From his left-hand pocket he produced three candles, which he placed at intervals along the mantelpiece and lit. Then for the first time he saw Julia.
“Ah,” he cried, “our inspiration! Congratulate yourself, dear Miss Julia. After all, you are going to dine or sup, or whatever meal you may choose to call it. Behold!”
From his other pocket he produced two great jars of potted meat, a jar of jam, a handful of miscellaneous knives and forks, and a corkscrew.
“I have found an intelligent person here,” he confided to them. “He has shown me the way to the wine cellar.

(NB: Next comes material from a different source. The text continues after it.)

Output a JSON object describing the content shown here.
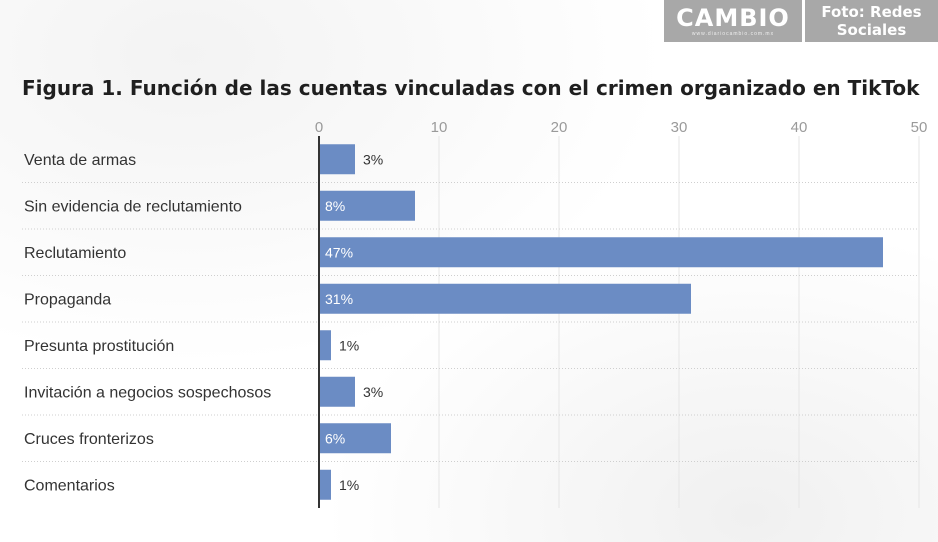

Only the landlord and he are permitted to fetch wine. They fear a raid. Niersteiner, of a reasonable vintage.”
“I will fetch Aaron,” Julia said as she left the room.
“The girl worships you, and you’re a beast to her,” Selingman exclaimed, his eyes fixed upon the door through which she had vanished. “A man, indeed! A creature of wood and sawdust! Listen!”
His hand flashed out, his hand which grasped still the corkscrew.
“Listen, you man from the clouds,” he continued. “I shall rob you of her. I adore her. To-day she may think me merely fat and eccentric. Don’t rely upon that. I have the gift when I choose. I can tell fairy tales, I can creep a little way into her mind and fill her brain with delicate fancies, build images there and destroy them, play softly upon the keynote of her emotions, until one day she will wake up and what will have happened? She will be mine!”
He banged the table with the bottle of wine he was holding. Then, with great care and accuracy, he drew the cork.
“Your health!” he cried, raising his glass. “Ah, no! I have not sipped the wine. I change the toast. To Julia!”
Maraton rose to his feet, and turned his back upon the gloomy darkness which brooded over the city. He took the glass of wine which Selingman was holding out and leaned towards him earnestly.